Blessed with enormous natural talent, Champion also had a work ethic that even his teachers marveled at, eventually making him one of the youngest head drum majors ever at Southwest DeKalb High School, where band is king.
Grammy-winning songwriter Khalil Walton was a year older than Champion and decidedly less interested in band when he transferred to Southwest during his sophomore year. Champion never lobbied him directly to join — that wasn't his style — but his ambition was contagious.
"I imagine Robert was like the CEO of some innovative tech company like Google or something," Walton says. "They're just so adamant about this thing, so consumed by it — and you don't even understand it or why they're trying to persuade you."
The two would head to band class at 4 each weekday afternoon, then stay for rehearsal until 8 or 9 at night. Robert would head home, only to practice another hour or two.
"If I didn't feel like practicing anymore, I still had to, just to keep up," Walton says. "I knew if we had a new song to learn that Robert was going to come in the next morning, and he was going to know it by memory and not miss a note."
In a suburb with a strong black professional class, Champion saw the path he wanted early and clearly. He would rise to head drum major at Southwest and then at Florida A&M University, which had one of the top marching bands in the nation. Upon graduation, he would return to Decatur, Ga., to teach and be band director at Southwest, just as others had done before him. And after his day job, perhaps he would dabble in music composition and production.
For most of his 26 years, Champion would march steadily toward those goals, sidelined only briefly when he needed to bring up his grades or earn money for tuition. He was never more alive, his family says, than when he was on the field, performing.
Then, last Nov. 19, as Robert's younger sister, Brittany Champion, was preparing for a Saturday night out, a call came from Orlando.
"A friend of mine from FAMU told me something had happened to Robert," she remembers. "And then the band director came on and said they had rushed him to the hospital, and they needed to get my parents' number. … I got worried, but I was thinking, 'This is Robert — nothing bad ever happens to him. He's going to be fine.' "
'He found his gift'
It's hard to overstate the prestige of the marching band at Southwest DeKalb High School, where performances outshine the sporting events they punctuate.

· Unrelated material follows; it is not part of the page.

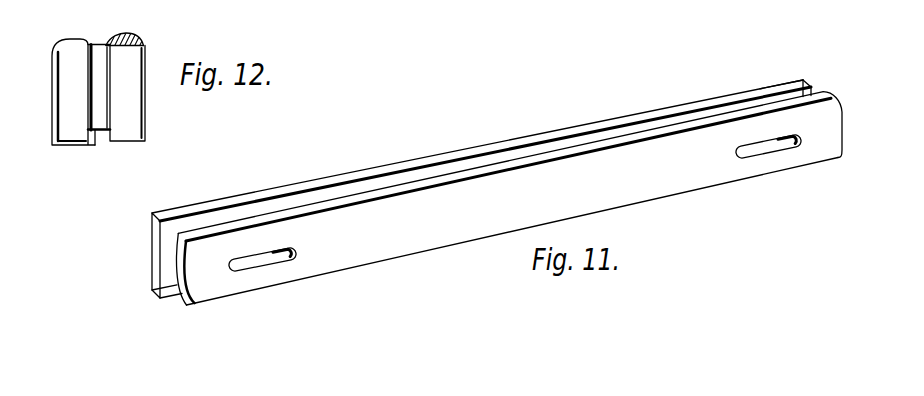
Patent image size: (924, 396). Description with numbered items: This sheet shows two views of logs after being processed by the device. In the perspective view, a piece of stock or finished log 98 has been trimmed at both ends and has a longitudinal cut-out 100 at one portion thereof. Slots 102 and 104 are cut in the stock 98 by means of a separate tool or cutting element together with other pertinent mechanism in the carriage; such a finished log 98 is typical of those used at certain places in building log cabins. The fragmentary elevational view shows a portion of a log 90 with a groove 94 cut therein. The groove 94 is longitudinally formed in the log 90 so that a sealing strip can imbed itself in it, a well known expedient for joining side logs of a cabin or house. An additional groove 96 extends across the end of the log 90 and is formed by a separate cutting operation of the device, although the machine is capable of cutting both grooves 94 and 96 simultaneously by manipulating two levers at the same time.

Though the school outside Atlanta has produced its share of NFL prospects, "you come to Southwest DeKalb primarily for the band, not the football," says Pastor John Tatum, the recently retired leader of Riverside Baptist Church in Decatur.
The Marching Panthers have performed for two U.S. presidents, including Barack Obama, and at the Macy's Thanksgiving Day Parade in New York; the Carnival of Flowers in Nice, France; and the opening ceremony of the 1996 Centennial Olympic Games. Being in the band at Southwest often leads to scholarships, often at FAMU, and alumni have gone on to work in pop, jazz and classical music.
A decade ago, when Robert Champion was a junior there, the school was selected to be the fictional "Atlanta A&T University" band for the movie "Drumline."
Champion spent long hours on campus, being filmed going through his steps, so the actors could learn their moves from him.